Es ist eine von vielen Geschichten, mit der Volker von Wirth erklärt, wieso Forscher wie er so wichtig sind: Systematiker, die Arten akribisch beschreiben. Nur diese aussterbende Wissenschaft der Taxonomie kann Arten eindeutig erkennen. „Aber seit dem Hype um die Gentechnik wird in Taxonomie nicht mehr investiert“, klagt von Wirth. Es ist eine aufwendige Wissenschaft. Nach der detaillierten Vermessung und Beschreibung der Tiere gehen die Forscher in die Naturkundemuseen und suchen nach eingelagerten Exemplaren der gleichen Gattung, um sie sicher voneinander abzugrenzen. Wer eine Gattung oder eine Art neu beschreibt, muss ein Belegexemplar davon in einem geeigneten Museum hinterlegen. Es gibt in Deutschland keinen Taxonomie-Lehrstuhl mehr. Angehende Taxonomen kämpfen um Fördermittel, um ihre aufwendige Arbeit fortführen zu können.

Deshalb ist von Wirth heute froh über das, was früher seine größte Niederlage war. „Mit diesem Abitur können Sie nicht Biologie studieren“, hatte die Universitätssekretärin der TH Aachen freundlich, aber bestimmt gesagt. Dabei hatte er nur darauf hin gearbeitet: sich nach der Entdeckung seiner Spinnenleidenschaft von der Hauptschule aufs Gymnasium gekämpft, gelernt statt gespielt, Fachbücher gelesen statt Comics. Aber das Abitur galt nicht für NC-Fächer, eine Fremdsprache fehlte. In jahrelangem Selbststudium hat sich von Wirth die Wissenschaft der Taxonomie schließlich selbst beigebracht. Als hauptberuflicher Insektenzüchter ist er unabhängig von Projektgeldern.
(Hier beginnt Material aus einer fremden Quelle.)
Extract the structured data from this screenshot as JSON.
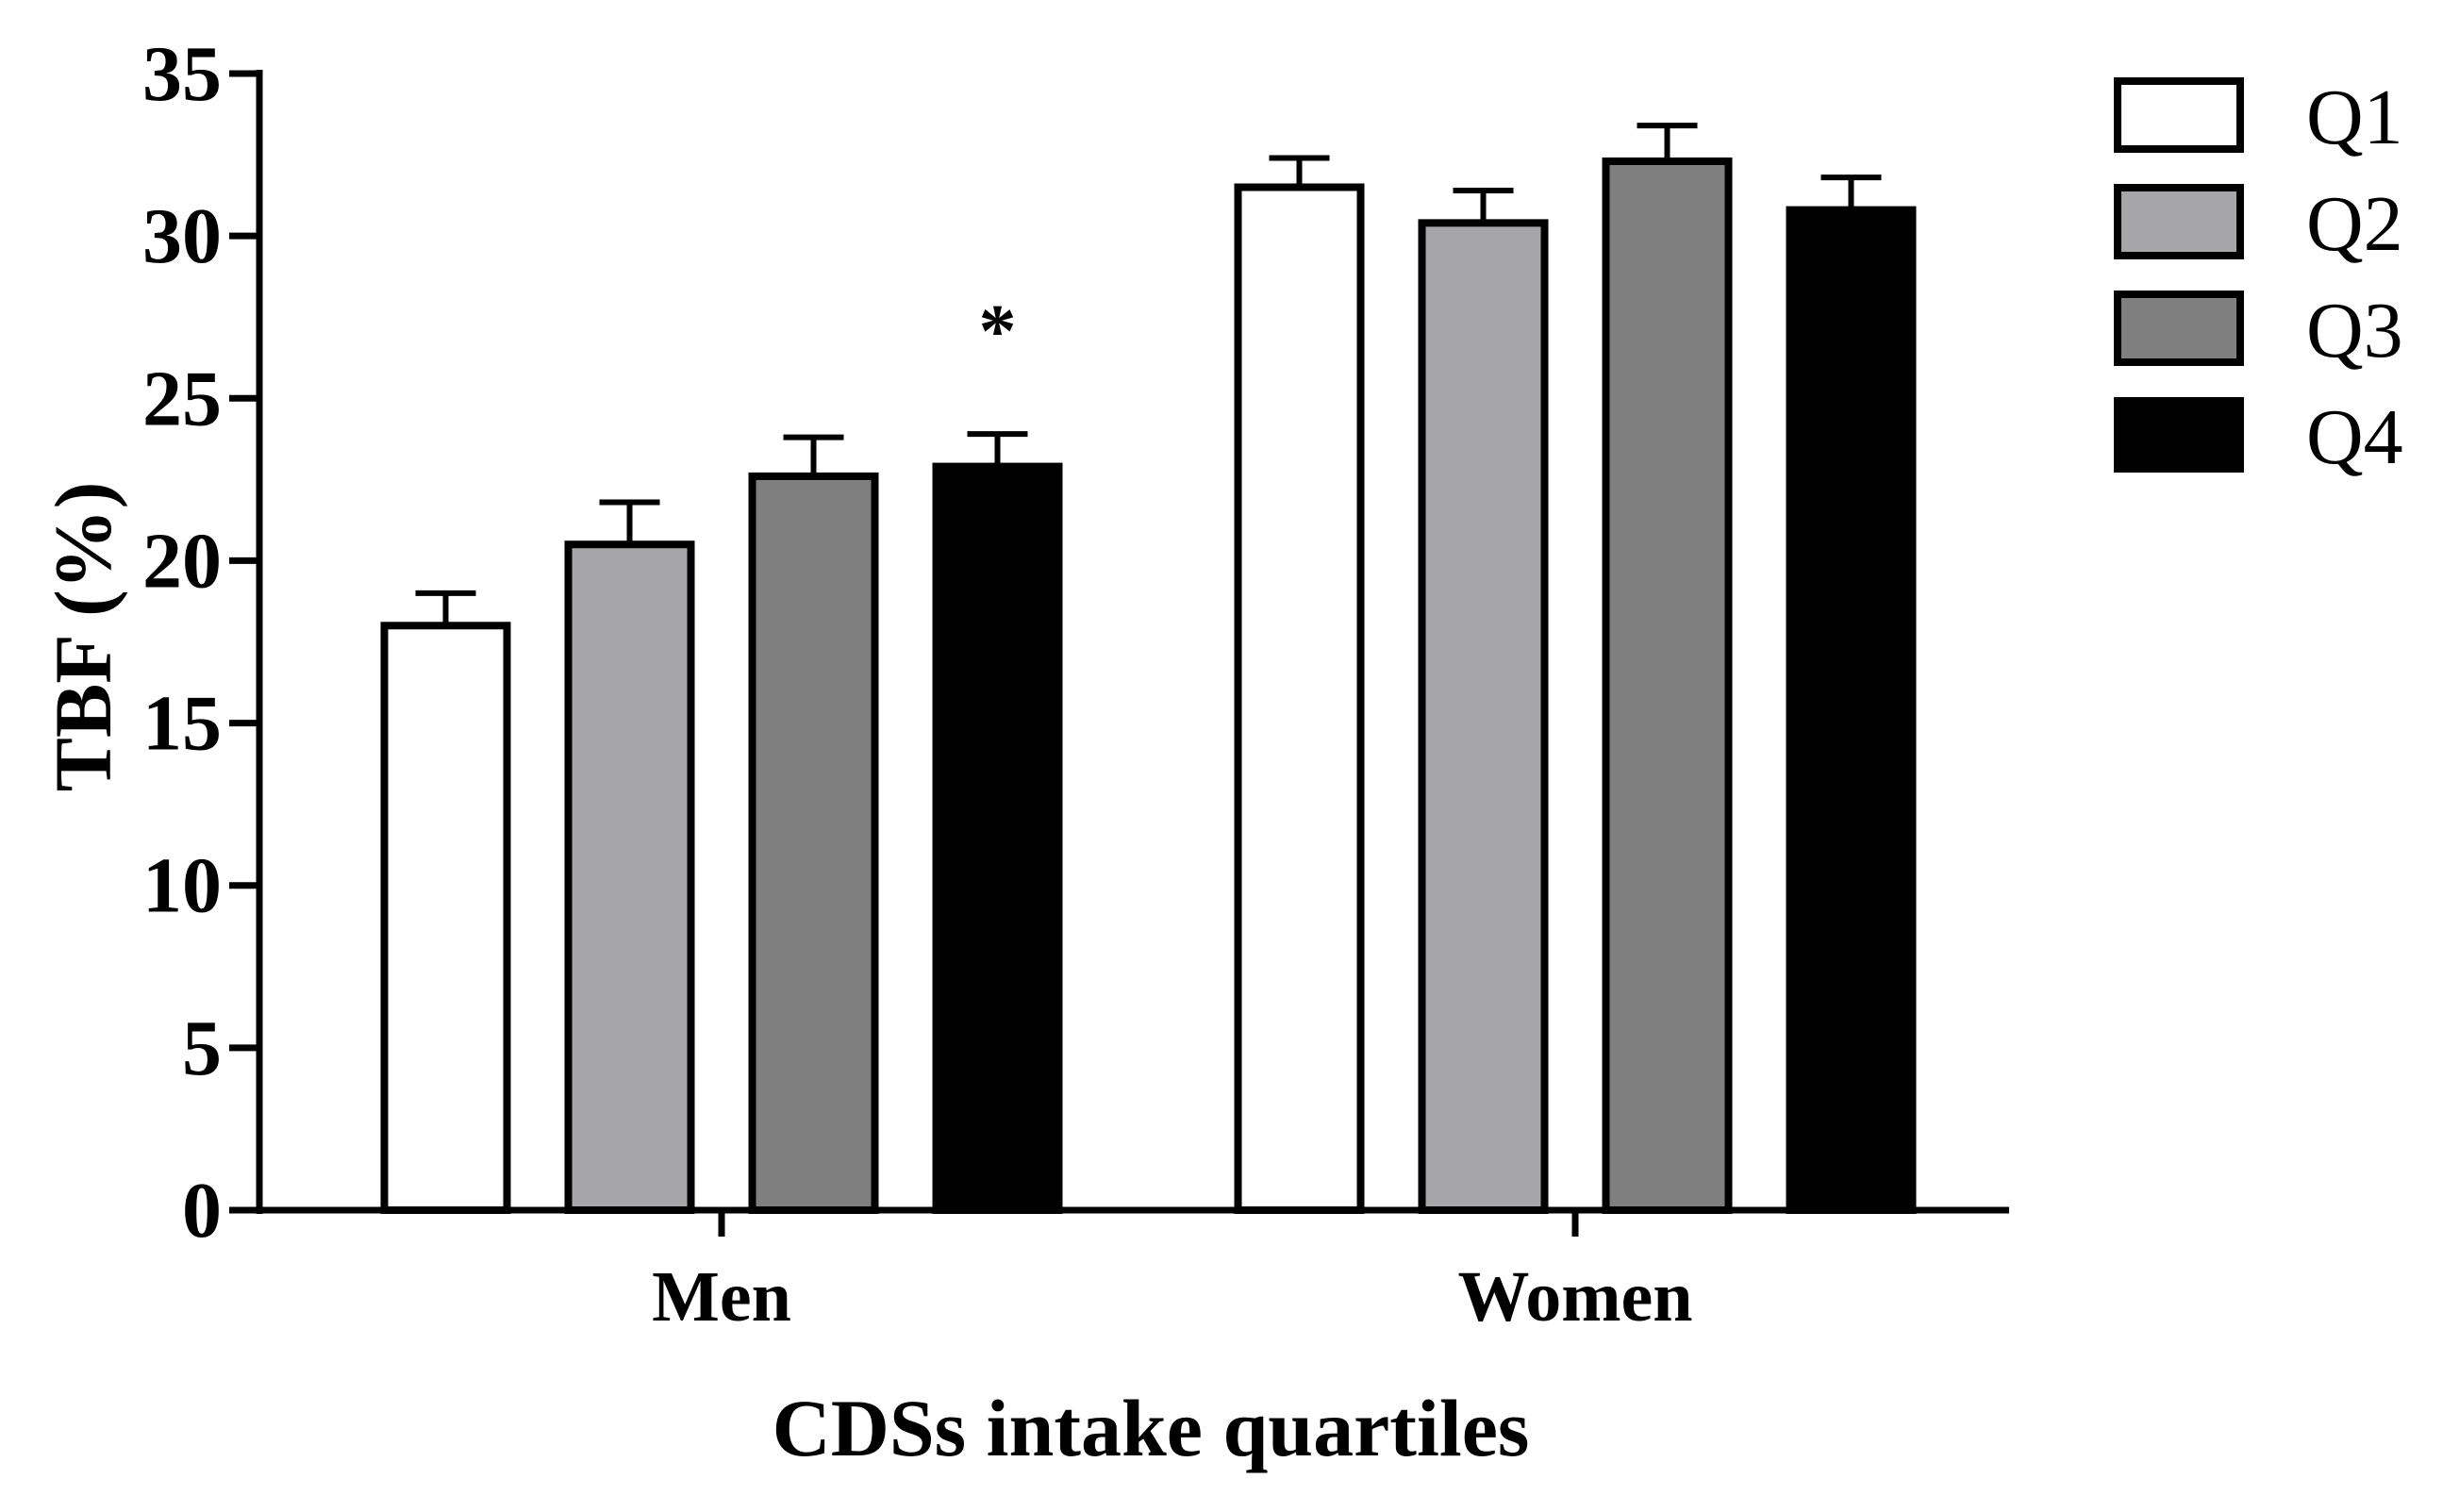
{
  "chart_data": {
    "type": "bar",
    "title": "",
    "xlabel": "CDSs intake quartiles",
    "ylabel": "TBF (%)",
    "ylim": [
      0,
      35
    ],
    "yticks": [
      "0",
      "5",
      "10",
      "15",
      "20",
      "25",
      "30",
      "35"
    ],
    "categories": [
      "Men",
      "Women"
    ],
    "series": [
      {
        "name": "Q1",
        "color": "#ffffff",
        "values": [
          18.0,
          31.5
        ],
        "errors": [
          1.0,
          0.9
        ]
      },
      {
        "name": "Q2",
        "color": "#a6a6a8",
        "values": [
          20.5,
          30.4
        ],
        "errors": [
          1.3,
          1.0
        ]
      },
      {
        "name": "Q3",
        "color": "#7f7f7f",
        "values": [
          22.6,
          32.3
        ],
        "errors": [
          1.2,
          1.1
        ]
      },
      {
        "name": "Q4",
        "color": "#000000",
        "values": [
          22.9,
          30.8
        ],
        "errors": [
          1.0,
          1.0
        ]
      }
    ],
    "annotations": [
      {
        "text": "*",
        "category": "Men",
        "series": "Q4"
      }
    ],
    "legend": "top-right",
    "grid": false
  }
}
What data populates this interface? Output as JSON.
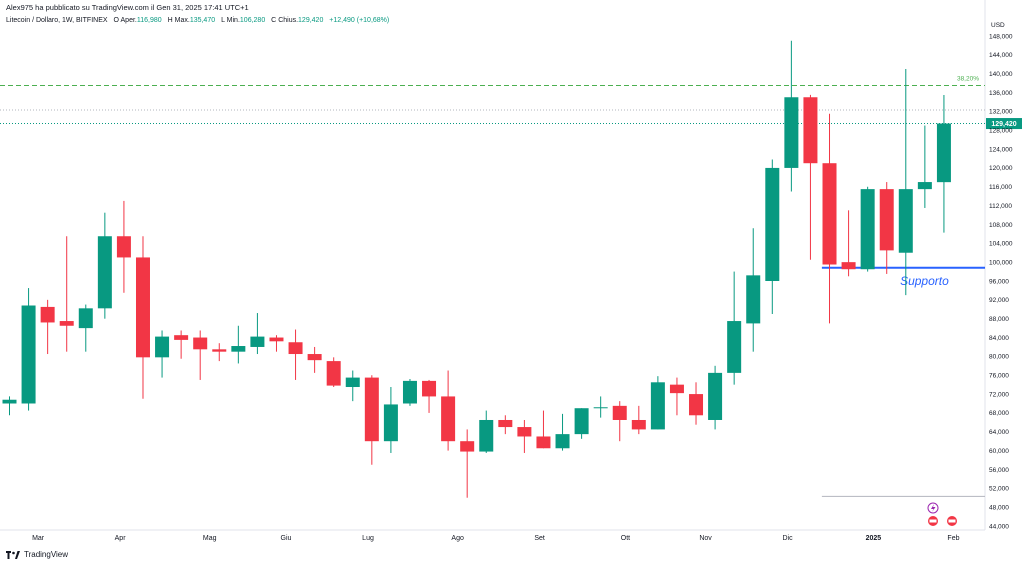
{
  "header": {
    "published_by": "Alex975 ha pubblicato su TradingView.com il Gen 31, 2025 17:41 UTC+1"
  },
  "info": {
    "symbol": "Litecoin / Dollaro, 1W, BITFINEX",
    "open_label": "O",
    "open_text": "Aper.",
    "open_value": "116,980",
    "high_label": "H",
    "high_text": "Max.",
    "high_value": "135,470",
    "low_label": "L",
    "low_text": "Min.",
    "low_value": "106,280",
    "close_label": "C",
    "close_text": "Chius.",
    "close_value": "129,420",
    "change_value": "+12,490 (+10,68%)"
  },
  "footer": {
    "brand": "TradingView"
  },
  "colors": {
    "up": "#089981",
    "down": "#f23645",
    "support_line": "#2962ff",
    "fib_line": "#4caf50",
    "price_line": "#089981"
  },
  "chart_data": {
    "type": "candlestick",
    "currency": "USD",
    "y_axis_ticks": [
      "44,000",
      "48,000",
      "52,000",
      "56,000",
      "60,000",
      "64,000",
      "68,000",
      "72,000",
      "76,000",
      "80,000",
      "84,000",
      "88,000",
      "92,000",
      "96,000",
      "100,000",
      "104,000",
      "108,000",
      "112,000",
      "116,000",
      "120,000",
      "124,000",
      "128,000",
      "132,000",
      "136,000",
      "140,000",
      "144,000",
      "148,000"
    ],
    "y_axis_range": [
      42,
      150
    ],
    "x_axis_labels": [
      {
        "label": "Mar",
        "index": 1.5
      },
      {
        "label": "Apr",
        "index": 5.8
      },
      {
        "label": "Mag",
        "index": 10.5
      },
      {
        "label": "Giu",
        "index": 14.5
      },
      {
        "label": "Lug",
        "index": 18.8
      },
      {
        "label": "Ago",
        "index": 23.5
      },
      {
        "label": "Set",
        "index": 27.8
      },
      {
        "label": "Ott",
        "index": 32.3
      },
      {
        "label": "Nov",
        "index": 36.5
      },
      {
        "label": "Dic",
        "index": 40.8
      },
      {
        "label": "2025",
        "index": 45.3
      },
      {
        "label": "Feb",
        "index": 49.5
      }
    ],
    "candles": [
      {
        "o": 70.0,
        "h": 71.5,
        "l": 67.5,
        "c": 70.8
      },
      {
        "o": 70.0,
        "h": 94.5,
        "l": 68.5,
        "c": 90.8
      },
      {
        "o": 90.5,
        "h": 92.0,
        "l": 80.5,
        "c": 87.2
      },
      {
        "o": 87.5,
        "h": 105.5,
        "l": 81.0,
        "c": 86.5
      },
      {
        "o": 86.0,
        "h": 91.0,
        "l": 81.0,
        "c": 90.2
      },
      {
        "o": 90.2,
        "h": 110.5,
        "l": 88.0,
        "c": 105.5
      },
      {
        "o": 105.5,
        "h": 113.0,
        "l": 93.5,
        "c": 101.0
      },
      {
        "o": 101.0,
        "h": 105.5,
        "l": 71.0,
        "c": 79.8
      },
      {
        "o": 79.8,
        "h": 85.5,
        "l": 75.5,
        "c": 84.2
      },
      {
        "o": 84.5,
        "h": 85.5,
        "l": 79.5,
        "c": 83.5
      },
      {
        "o": 84.0,
        "h": 85.5,
        "l": 75.0,
        "c": 81.5
      },
      {
        "o": 81.5,
        "h": 82.8,
        "l": 79.0,
        "c": 81.0
      },
      {
        "o": 81.0,
        "h": 86.5,
        "l": 78.5,
        "c": 82.2
      },
      {
        "o": 82.0,
        "h": 89.2,
        "l": 80.5,
        "c": 84.2
      },
      {
        "o": 84.0,
        "h": 84.5,
        "l": 81.0,
        "c": 83.2
      },
      {
        "o": 83.0,
        "h": 85.7,
        "l": 75.0,
        "c": 80.5
      },
      {
        "o": 80.5,
        "h": 82.0,
        "l": 76.5,
        "c": 79.2
      },
      {
        "o": 79.0,
        "h": 79.8,
        "l": 73.5,
        "c": 73.8
      },
      {
        "o": 73.5,
        "h": 77.0,
        "l": 70.5,
        "c": 75.5
      },
      {
        "o": 75.5,
        "h": 76.0,
        "l": 57.0,
        "c": 62.0
      },
      {
        "o": 62.0,
        "h": 73.5,
        "l": 59.5,
        "c": 69.8
      },
      {
        "o": 70.0,
        "h": 75.2,
        "l": 69.5,
        "c": 74.8
      },
      {
        "o": 74.8,
        "h": 75.0,
        "l": 68.0,
        "c": 71.5
      },
      {
        "o": 71.5,
        "h": 77.0,
        "l": 60.0,
        "c": 62.0
      },
      {
        "o": 62.0,
        "h": 64.5,
        "l": 50.0,
        "c": 59.8
      },
      {
        "o": 59.8,
        "h": 68.5,
        "l": 59.5,
        "c": 66.5
      },
      {
        "o": 66.5,
        "h": 67.5,
        "l": 63.5,
        "c": 65.0
      },
      {
        "o": 65.0,
        "h": 66.5,
        "l": 59.5,
        "c": 63.0
      },
      {
        "o": 63.0,
        "h": 68.5,
        "l": 60.5,
        "c": 60.5
      },
      {
        "o": 60.5,
        "h": 67.8,
        "l": 60.0,
        "c": 63.5
      },
      {
        "o": 63.5,
        "h": 69.0,
        "l": 62.5,
        "c": 69.0
      },
      {
        "o": 69.0,
        "h": 71.5,
        "l": 67.0,
        "c": 69.2
      },
      {
        "o": 69.5,
        "h": 70.5,
        "l": 62.0,
        "c": 66.5
      },
      {
        "o": 66.5,
        "h": 69.5,
        "l": 63.5,
        "c": 64.5
      },
      {
        "o": 64.5,
        "h": 75.8,
        "l": 64.5,
        "c": 74.5
      },
      {
        "o": 74.0,
        "h": 75.5,
        "l": 67.5,
        "c": 72.2
      },
      {
        "o": 72.0,
        "h": 74.5,
        "l": 65.5,
        "c": 67.5
      },
      {
        "o": 66.5,
        "h": 78.0,
        "l": 64.5,
        "c": 76.5
      },
      {
        "o": 76.5,
        "h": 98.0,
        "l": 74.0,
        "c": 87.5
      },
      {
        "o": 87.0,
        "h": 107.2,
        "l": 81.0,
        "c": 97.2
      },
      {
        "o": 96.0,
        "h": 121.8,
        "l": 89.0,
        "c": 120.0
      },
      {
        "o": 120.0,
        "h": 147.0,
        "l": 115.0,
        "c": 135.0
      },
      {
        "o": 135.0,
        "h": 135.5,
        "l": 100.5,
        "c": 121.0
      },
      {
        "o": 121.0,
        "h": 131.5,
        "l": 87.0,
        "c": 99.5
      },
      {
        "o": 100.0,
        "h": 111.0,
        "l": 97.0,
        "c": 98.5
      },
      {
        "o": 98.5,
        "h": 116.0,
        "l": 98.0,
        "c": 115.5
      },
      {
        "o": 115.5,
        "h": 117.0,
        "l": 97.5,
        "c": 102.5
      },
      {
        "o": 102.0,
        "h": 141.0,
        "l": 93.0,
        "c": 115.5
      },
      {
        "o": 115.5,
        "h": 129.0,
        "l": 111.5,
        "c": 117.0
      },
      {
        "o": 116.98,
        "h": 135.47,
        "l": 106.28,
        "c": 129.42
      }
    ],
    "horizontal_lines": [
      {
        "name": "fib-level",
        "value": 137.5,
        "label": "38,20%",
        "style": "dashed"
      },
      {
        "name": "grey-level",
        "value": 132.3,
        "style": "dotted"
      },
      {
        "name": "last-price",
        "value": 129.42,
        "label": "129,420",
        "style": "dotted"
      },
      {
        "name": "support",
        "value": 98.8,
        "label": "Supporto",
        "style": "solid",
        "from_index": 42.6
      },
      {
        "name": "bottom-ref",
        "value": 50.3,
        "style": "solid",
        "from_index": 42.6
      }
    ]
  }
}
Aber er  hat sich an Fragen gewöhnen müssen. „Sie sind doch kein Wissenschaftler, was wollen sie hier?“ So wurde von Wirth oft begrüßt, wenn er in den Naturkundemuseen nach den Holotypen, den Art-Belegexemplaren der alten Forscher, fragte. Sein Wissen hat viele Kuratoren überzeugt, die ihn dann doch die alten Schränke öffnen ließen. Vielleicht auch weil sie ahnten, dass diese Arbeit kein Vergnügen ist. Unzählige staubige Gläser hat von Wirth geöffnet, morsche Spinnenbeine aus der halb verdunsteten Flüssigkeit gezogen, sie vorsichtig begutachtet und nach aktuellen Kriterien neu beschrieben. Die Suche ist oft mühsam, aber unumgänglich, da die alten Beschreibungen oft wenig eindeutig sind. Manche Holotypen bleiben für immer verschollen, weil ganze Sammlungen Kriegen oder Naturkatastrophen zum Opfer gefallen sind. So wird beispielsweise die Selenocosmia javanensis nie wieder sicher identifiziert werden können: Ihr Entdecker hat 1847 nur aufgeschrieben „große Spinne in schwarzem Samtekleide.“ Sein Belegexemplar ist verschollen, man wird nie herausfinden, was für eine Spinne sich dahinter verbirgt.

Der toten Spinne des Ulmer Händlers wird es anders ergehen. Kurz vor Dienstbeginn an diesem Morgen hat von Wirth das Formular beinahe vollständig ausgefüllt. Die Bilanz nach zwei Stunden Fleißarbeit: wahrscheinlich eine unbekannte Art. Der ehrenamtliche Vogelspinnenforscher streckt sich und schaut zufrieden auf das haarige Spinnenbein auf seinem Tisch. „So fängt der Tag richtig ruhig an.“ Dann legt er das Bein vorsichtig zurück in die mit Alkohol gefüllte Dose, den Körper darauf und verschließt den Deckel sorgfältig. Jetzt kommt die Hauptarbeit. Sein Urlaub wird ihn wieder in die Museen in Berlin, London oder Paris führen. Viele staubige Gläser später wird auch diese Spinne einen Namen bekommen. Vielleicht ist ihre Art dann aber auch schon ausgestorben.